Approximate Cost and Specs

Cameron is welding with straight gauge titanium. He makes custom geometry bikes specifically tailored to his client’s needs. He can do drop bar or flat bar bikes; the frame alone will run approximately $4,000. If you wanted a custom titanium rack, you’re looking at north of an additional $1,000, and Cam would be losing money because racks take a lot of time to build correctly.

Yet, to own a bike like this is to own it for the long run. Ti bikes offer the most unique ride quality out of any material, and now you can own one with the Falconer name on the downtube.
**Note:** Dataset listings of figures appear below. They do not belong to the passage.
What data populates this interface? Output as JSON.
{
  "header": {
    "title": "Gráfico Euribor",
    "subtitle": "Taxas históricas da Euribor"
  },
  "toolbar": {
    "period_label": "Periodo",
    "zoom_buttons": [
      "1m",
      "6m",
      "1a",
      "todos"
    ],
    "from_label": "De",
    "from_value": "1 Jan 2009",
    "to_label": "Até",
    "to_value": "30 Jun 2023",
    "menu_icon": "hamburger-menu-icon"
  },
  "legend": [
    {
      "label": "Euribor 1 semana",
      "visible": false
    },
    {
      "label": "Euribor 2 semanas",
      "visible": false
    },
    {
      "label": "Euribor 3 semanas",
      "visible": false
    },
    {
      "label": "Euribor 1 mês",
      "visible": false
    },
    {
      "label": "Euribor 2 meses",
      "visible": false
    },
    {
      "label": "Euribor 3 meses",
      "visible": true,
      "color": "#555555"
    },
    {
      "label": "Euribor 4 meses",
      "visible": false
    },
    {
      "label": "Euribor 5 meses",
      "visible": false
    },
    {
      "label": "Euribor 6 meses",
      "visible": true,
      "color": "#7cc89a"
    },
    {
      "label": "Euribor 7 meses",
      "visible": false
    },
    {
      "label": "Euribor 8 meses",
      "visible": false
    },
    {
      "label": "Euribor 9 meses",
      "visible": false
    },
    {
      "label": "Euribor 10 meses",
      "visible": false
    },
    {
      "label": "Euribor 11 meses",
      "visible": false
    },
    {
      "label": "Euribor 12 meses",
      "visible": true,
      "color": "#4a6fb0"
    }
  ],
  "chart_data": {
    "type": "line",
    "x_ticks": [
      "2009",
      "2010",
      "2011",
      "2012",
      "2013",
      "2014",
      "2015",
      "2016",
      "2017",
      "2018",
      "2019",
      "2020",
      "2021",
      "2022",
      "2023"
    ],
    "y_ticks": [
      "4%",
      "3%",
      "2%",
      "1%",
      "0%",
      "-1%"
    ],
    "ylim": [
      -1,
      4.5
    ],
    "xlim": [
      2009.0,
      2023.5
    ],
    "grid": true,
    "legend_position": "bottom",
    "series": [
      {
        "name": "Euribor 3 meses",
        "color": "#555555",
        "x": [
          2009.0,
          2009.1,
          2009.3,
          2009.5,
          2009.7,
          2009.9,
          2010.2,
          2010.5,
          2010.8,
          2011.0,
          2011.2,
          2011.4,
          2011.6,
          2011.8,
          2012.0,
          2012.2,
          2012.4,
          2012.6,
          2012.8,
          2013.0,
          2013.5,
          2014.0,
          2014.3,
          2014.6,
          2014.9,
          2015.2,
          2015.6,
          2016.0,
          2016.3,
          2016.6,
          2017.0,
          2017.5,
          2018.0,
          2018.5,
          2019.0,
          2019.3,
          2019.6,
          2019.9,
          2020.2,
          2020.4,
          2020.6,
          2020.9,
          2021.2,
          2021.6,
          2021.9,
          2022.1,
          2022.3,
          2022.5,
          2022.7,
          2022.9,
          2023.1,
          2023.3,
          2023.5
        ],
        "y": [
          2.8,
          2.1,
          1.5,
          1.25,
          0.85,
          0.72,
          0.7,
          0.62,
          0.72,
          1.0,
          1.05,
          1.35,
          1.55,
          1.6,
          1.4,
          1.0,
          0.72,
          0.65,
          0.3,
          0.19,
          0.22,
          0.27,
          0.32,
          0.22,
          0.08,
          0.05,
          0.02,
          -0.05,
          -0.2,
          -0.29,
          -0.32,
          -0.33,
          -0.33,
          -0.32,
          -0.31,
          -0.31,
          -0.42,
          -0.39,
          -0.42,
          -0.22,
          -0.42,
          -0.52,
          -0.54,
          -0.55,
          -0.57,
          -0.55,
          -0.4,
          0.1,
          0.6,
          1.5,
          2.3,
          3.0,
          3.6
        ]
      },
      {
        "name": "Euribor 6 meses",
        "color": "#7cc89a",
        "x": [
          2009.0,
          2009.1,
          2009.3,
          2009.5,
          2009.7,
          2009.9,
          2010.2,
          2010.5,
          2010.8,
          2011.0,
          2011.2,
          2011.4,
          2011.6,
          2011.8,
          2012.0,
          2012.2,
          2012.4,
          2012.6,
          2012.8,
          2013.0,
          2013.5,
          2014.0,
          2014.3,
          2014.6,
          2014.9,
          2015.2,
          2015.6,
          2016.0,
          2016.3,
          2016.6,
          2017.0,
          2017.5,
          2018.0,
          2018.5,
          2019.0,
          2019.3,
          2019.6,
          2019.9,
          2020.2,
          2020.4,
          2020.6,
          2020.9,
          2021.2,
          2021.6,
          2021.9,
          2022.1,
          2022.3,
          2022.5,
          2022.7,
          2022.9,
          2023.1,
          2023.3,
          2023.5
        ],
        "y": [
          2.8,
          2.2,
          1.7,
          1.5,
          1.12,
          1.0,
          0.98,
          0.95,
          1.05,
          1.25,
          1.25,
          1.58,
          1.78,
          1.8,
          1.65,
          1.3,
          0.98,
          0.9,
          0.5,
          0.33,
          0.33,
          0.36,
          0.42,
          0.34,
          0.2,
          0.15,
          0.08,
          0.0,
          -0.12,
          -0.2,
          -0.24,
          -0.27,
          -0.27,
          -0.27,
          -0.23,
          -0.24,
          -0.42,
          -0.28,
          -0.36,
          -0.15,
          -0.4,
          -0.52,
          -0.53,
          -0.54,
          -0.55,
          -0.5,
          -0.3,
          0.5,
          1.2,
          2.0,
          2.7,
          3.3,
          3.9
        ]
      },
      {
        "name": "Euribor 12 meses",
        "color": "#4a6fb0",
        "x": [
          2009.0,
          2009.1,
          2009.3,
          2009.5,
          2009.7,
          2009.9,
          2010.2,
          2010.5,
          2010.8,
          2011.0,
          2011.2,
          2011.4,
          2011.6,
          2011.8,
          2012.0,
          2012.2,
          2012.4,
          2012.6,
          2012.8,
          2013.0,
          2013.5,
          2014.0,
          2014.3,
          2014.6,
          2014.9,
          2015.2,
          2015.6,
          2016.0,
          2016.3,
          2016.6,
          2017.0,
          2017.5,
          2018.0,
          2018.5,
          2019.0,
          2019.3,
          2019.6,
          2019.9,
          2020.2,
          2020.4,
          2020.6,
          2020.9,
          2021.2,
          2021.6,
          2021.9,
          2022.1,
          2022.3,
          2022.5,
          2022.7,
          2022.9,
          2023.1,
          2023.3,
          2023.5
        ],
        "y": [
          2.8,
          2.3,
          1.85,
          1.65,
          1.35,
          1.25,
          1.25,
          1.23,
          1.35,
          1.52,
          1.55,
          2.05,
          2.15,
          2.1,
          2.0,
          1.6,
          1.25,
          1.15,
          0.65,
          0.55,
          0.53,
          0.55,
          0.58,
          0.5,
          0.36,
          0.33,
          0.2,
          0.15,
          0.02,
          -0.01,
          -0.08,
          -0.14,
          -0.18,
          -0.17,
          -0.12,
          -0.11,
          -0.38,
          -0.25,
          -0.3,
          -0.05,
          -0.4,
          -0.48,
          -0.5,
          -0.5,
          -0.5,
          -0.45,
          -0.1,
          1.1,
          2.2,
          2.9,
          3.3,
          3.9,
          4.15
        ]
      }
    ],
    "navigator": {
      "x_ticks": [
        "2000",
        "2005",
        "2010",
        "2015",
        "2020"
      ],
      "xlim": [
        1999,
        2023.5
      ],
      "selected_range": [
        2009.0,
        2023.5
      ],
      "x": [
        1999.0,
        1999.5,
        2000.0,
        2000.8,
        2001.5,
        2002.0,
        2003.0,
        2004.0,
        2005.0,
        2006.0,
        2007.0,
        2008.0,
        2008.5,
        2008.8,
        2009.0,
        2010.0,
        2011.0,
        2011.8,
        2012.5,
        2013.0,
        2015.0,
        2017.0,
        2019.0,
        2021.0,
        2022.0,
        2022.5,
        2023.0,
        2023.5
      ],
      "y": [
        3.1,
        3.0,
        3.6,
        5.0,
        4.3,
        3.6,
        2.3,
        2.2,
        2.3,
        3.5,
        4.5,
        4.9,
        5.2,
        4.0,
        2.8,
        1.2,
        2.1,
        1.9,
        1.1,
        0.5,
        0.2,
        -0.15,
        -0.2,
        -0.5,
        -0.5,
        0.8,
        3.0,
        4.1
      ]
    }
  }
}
Look, I shoot a lot of bikes. From rare Cunninghams to longtail production, Ti hardtails and this bike really resonated with me. I’m not a fan of “bikepacking” saddle packs, and a nice, minimal rack solves a lot of problems people face when loading up for a tour. A bike like this can be stripped of its rack (and even frame bag) and look like a standard hardtail, yet within a few minutes, it looks ready for the long haul! 

Thanks for the hang, Cameron. Well done, my friend.